Prävention und Anlaufstelle beim Kirchtag
Beim diesjährigen Villacher Kirchtag setzt das Frauenbüro der Stadt erneut ein deutliches Zeichen gegen sexuelle Belästigung: Unter dem Motto „Nur Ja heißt Ja“ gibt es in der ehemaligen Khevenhüllerschule eine eigene Anlaufstelle mit professionellen Beraterinnen für Betroffene. Das Angebot ist zeitlich auf die Festtage abgestimmt und soll schnell und vertraulich Unterstützung bieten.
Was das Angebot umfasst
Die Initiative richtet sich an Menschen, die am Kirchtag Grenzüberschreitungen oder Belästigungen erlebt haben und kurzfristig Beratung benötigen. Die Stadt betont, dass die Anlaufstelle ein niederschwelliges Beratungsangebot zur ersten Unterstützung ist; bei körperlichen Übergriffen bleibt die Polizei weiterhin die erste Kontaktadresse.

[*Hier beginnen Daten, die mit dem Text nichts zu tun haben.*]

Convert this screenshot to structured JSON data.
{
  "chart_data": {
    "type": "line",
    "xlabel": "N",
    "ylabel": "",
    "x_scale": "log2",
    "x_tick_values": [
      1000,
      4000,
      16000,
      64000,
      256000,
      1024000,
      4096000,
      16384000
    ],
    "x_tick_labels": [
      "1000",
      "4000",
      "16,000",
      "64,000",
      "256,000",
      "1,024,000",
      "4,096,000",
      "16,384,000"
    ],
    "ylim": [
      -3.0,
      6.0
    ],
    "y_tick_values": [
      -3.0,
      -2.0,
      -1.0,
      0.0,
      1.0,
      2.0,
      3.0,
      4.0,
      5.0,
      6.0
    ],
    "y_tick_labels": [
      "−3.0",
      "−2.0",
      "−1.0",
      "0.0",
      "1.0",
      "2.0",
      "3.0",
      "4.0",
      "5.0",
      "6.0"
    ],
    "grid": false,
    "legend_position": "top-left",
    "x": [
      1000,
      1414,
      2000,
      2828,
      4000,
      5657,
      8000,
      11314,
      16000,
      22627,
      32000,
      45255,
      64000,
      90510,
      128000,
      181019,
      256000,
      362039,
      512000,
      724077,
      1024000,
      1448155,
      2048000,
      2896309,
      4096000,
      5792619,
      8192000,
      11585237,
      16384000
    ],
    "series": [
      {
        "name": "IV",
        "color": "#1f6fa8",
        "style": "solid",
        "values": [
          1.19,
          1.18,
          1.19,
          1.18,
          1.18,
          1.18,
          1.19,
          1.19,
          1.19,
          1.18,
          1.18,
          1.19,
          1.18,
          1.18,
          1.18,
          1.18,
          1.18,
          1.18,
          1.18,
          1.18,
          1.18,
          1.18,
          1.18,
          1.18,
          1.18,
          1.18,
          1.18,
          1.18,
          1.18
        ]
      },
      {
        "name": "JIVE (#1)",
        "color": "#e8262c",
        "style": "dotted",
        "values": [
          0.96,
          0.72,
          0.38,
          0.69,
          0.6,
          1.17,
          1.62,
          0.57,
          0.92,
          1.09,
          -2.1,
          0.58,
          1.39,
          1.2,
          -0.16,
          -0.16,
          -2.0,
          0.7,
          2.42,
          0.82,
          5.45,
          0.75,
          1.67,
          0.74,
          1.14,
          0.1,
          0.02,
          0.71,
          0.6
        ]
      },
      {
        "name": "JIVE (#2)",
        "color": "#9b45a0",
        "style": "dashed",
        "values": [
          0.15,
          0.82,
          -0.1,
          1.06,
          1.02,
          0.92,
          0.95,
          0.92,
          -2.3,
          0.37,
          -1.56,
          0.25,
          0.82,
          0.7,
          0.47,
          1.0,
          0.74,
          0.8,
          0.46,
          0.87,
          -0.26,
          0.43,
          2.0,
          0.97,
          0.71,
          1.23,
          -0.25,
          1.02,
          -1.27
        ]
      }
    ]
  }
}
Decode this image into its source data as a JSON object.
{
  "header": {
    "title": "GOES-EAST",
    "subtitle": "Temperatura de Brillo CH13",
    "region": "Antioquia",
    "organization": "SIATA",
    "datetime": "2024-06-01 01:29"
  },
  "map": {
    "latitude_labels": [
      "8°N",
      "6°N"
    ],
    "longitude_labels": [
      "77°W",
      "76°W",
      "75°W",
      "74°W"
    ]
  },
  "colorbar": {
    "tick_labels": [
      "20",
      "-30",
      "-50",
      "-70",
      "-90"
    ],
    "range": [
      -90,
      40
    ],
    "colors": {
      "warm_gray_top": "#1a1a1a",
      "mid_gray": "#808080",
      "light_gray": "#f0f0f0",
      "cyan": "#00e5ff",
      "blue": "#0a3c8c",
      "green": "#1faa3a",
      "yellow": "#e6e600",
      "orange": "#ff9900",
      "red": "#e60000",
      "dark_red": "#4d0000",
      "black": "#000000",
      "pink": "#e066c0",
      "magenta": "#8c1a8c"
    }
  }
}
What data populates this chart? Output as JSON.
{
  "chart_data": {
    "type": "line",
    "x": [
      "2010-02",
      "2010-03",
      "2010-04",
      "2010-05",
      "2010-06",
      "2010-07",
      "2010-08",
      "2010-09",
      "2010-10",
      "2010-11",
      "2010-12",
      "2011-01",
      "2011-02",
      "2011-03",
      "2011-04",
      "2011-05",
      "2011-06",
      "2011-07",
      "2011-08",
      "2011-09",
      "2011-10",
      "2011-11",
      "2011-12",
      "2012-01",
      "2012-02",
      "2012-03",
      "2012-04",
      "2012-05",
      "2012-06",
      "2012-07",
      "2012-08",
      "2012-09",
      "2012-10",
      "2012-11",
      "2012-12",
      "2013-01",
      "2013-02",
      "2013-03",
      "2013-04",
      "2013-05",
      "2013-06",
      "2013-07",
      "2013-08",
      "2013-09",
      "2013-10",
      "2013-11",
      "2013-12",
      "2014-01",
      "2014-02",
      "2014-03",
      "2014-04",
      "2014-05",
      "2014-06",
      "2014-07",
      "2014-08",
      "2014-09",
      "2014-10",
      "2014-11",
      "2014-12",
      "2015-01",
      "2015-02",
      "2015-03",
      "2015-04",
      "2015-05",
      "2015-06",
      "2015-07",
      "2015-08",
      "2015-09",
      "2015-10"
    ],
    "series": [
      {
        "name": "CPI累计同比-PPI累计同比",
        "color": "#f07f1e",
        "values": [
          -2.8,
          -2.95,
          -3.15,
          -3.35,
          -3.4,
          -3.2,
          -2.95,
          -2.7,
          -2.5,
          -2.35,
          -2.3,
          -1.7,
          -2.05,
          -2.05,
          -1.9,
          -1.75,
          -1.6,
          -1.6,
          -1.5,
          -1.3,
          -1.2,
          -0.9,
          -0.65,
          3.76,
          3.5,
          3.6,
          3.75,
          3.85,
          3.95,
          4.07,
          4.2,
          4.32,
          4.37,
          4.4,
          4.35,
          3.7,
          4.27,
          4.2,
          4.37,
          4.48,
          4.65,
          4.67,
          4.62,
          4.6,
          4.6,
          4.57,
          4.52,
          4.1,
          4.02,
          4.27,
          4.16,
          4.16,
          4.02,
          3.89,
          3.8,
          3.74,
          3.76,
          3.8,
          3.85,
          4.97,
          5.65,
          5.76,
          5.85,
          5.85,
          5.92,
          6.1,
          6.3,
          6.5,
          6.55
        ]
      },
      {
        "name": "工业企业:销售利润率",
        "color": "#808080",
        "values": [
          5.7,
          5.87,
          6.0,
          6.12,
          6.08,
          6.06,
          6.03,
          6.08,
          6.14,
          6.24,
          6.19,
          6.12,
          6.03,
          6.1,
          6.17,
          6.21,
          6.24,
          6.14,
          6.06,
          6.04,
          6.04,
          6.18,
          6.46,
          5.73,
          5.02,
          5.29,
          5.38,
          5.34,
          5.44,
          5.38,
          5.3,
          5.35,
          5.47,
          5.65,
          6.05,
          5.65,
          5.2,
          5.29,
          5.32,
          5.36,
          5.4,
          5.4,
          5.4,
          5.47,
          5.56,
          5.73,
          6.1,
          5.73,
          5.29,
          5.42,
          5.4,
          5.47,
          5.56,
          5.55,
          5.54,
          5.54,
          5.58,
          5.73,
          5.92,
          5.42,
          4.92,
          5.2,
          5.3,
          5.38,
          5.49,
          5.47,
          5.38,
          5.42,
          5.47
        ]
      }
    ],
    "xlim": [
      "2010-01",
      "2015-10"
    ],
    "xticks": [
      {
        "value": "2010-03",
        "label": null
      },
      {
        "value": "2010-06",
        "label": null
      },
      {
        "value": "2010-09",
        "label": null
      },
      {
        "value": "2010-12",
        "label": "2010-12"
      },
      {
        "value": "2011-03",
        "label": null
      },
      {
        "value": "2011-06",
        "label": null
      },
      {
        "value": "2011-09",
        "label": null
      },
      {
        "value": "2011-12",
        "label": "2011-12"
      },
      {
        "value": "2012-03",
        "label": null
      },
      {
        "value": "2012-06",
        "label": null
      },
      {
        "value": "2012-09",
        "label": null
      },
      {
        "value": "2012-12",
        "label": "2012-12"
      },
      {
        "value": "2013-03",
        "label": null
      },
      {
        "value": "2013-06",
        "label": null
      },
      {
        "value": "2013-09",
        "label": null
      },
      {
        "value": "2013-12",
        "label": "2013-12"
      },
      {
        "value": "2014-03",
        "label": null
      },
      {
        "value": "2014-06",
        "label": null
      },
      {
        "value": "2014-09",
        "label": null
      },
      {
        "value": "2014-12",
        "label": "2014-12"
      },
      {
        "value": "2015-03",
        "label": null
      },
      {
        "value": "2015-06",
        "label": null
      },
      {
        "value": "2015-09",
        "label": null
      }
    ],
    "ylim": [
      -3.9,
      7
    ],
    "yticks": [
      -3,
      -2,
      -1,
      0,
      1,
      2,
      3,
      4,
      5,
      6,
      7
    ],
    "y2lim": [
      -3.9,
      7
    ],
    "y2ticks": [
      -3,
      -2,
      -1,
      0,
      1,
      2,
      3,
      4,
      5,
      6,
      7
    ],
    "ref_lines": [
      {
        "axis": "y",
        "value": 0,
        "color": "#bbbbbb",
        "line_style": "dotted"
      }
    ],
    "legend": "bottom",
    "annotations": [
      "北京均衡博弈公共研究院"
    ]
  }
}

- Ziel: Sensibilisieren, Aufklären, Unterstützung Betroffener
- Ort: ehemalige Khevenhüllerschule
- Zeitraum: 28. Juli bis 1. August
- Angebot: vertrauliche Beratung durch Fachpersonal
„Wir lachen, tanzen, flirten, feiern und lieben diese überbordende Lebensfreude in unserer Stadt. Wer feiert, respektiert aber auch Grenzen und dabei ist jegliche Form der Belästigung ein No-Go“,
so Vizebürgermeisterin und Frauenreferentin Gerda Sandriesser in der Vorankündigung. Die Botschaft der Kampagne macht klar: Nur eine eindeutige Zustimmung ist ein Ja, alles andere gilt als Nein. Damit werde die Verantwortung für Konsens ausdrücklich bei den Täter:innen verortet, erklärte die Frauenbeauftragte Alisa Herzog.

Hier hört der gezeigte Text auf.